Adapters layer (src/adapters/)

Adapters implement port traits and handle real I/O. They are never imported by the domain.

AdapterPortNotes
HttpAdapterScrapingServicereqwest, UA rotation, cookie jar, retry
BrowserAdapterScrapingServicechromiumoxide via stygian-browser
ClaudeProviderAIProviderAnthropic API, streaming
OpenAiProviderAIProviderOpenAI Chat Completions API
GeminiProviderAIProviderGoogle Gemini API
CopilotProviderAIProviderGitHub Copilot API
OllamaProviderAIProviderLocal LLM via Ollama HTTP API
BoundedLruCacheCachePortLRU eviction, NonZeroUsize capacity limit
DashMapCacheCachePortConcurrent hash map with TTL cleanup task
CircuitBreakerImplCircuitBreakerSliding-window failure threshold
NoopCircuitBreakerCircuitBreakerPassthrough — useful in tests
NoopRateLimiterRateLimiterAlways allows — useful in tests

Adding a new adapter

  1. Identify the port trait your adapter will implement (e.g. ScrapingService).
  2. Create src/adapters/my_adapter.rs.
  3. Implement the trait — use native async fn (Rust 2024, no #[async_trait] wrapper needed).
  4. Re-export from src/adapters/mod.rs.
  5. Register via ServiceRegistry at startup.
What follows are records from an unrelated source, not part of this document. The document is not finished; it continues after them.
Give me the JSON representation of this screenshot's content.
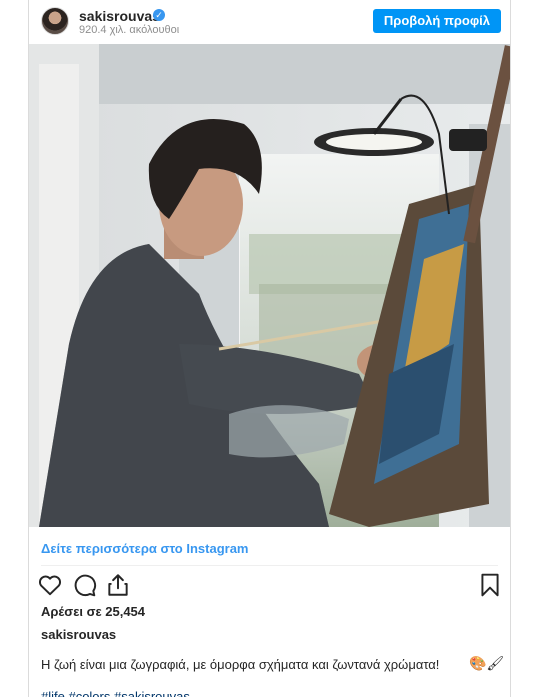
{
  "header": {
    "username": "sakisrouvas",
    "followers": "920.4 χιλ. ακόλουθοι",
    "profile_button": "Προβολή προφίλ"
  },
  "post": {
    "more_link": "Δείτε περισσότερα στο Instagram",
    "likes": "Αρέσει σε 25,454",
    "author": "sakisrouvas",
    "caption": "Η ζωή είναι μια ζωγραφιά, με όμορφα σχήματα και ζωντανά χρώματα!",
    "caption_emoji": "🎨🖌",
    "hashtags": "#life #colors #sakisrouvas"
  },
  "icons": [
    "verified-icon",
    "heart-icon",
    "comment-icon",
    "share-icon",
    "bookmark-icon"
  ],
  "colors": {
    "accent": "#0095f6",
    "link": "#3897f0",
    "hashtag": "#003569",
    "text": "#262626",
    "muted": "#8e8e8e"
  }
}
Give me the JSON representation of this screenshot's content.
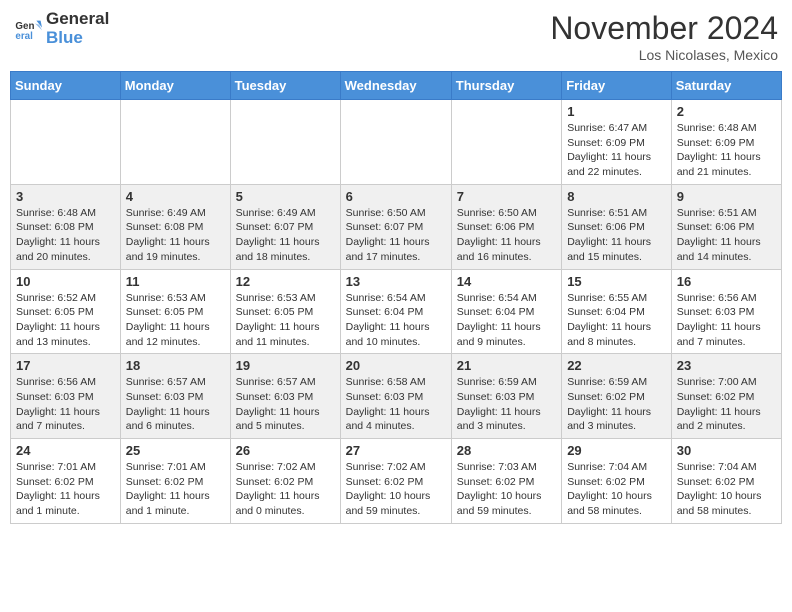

No changes to domain code are required.


Application layer (src/application/)

Orchestrates adapters, holds runtime configuration, and owns the ServiceRegistry.

ModuleRole
ServiceRegistryRuntime map of name → Arc<dyn ScrapingService>
PipelineParserParses JSON/TOML pipeline configs into Pipeline
MetricsCollectorPrometheus counter/histogram/gauge facade
DagExecutor (app)Top-level entry point: parse → validate → execute → collect
ConfigEnvironment-driven configuration with validation

DAG execution model

Pipeline execution proceeds in topological waves:

  1. Parse — JSON/TOML config → Pipeline domain object.
  2. Validate — check node uniqueness, edge validity, absence of cycles (Kahn's algorithm).
  3. Sort — compute topological order; group into waves of independent nodes.
  4. Execute wave-by-wave — all nodes in a wave run concurrently via tokio::spawn.
  5. Collect — outputs from each wave become inputs to the next.

Wave-based execution maximises parallelism while respecting data dependencies.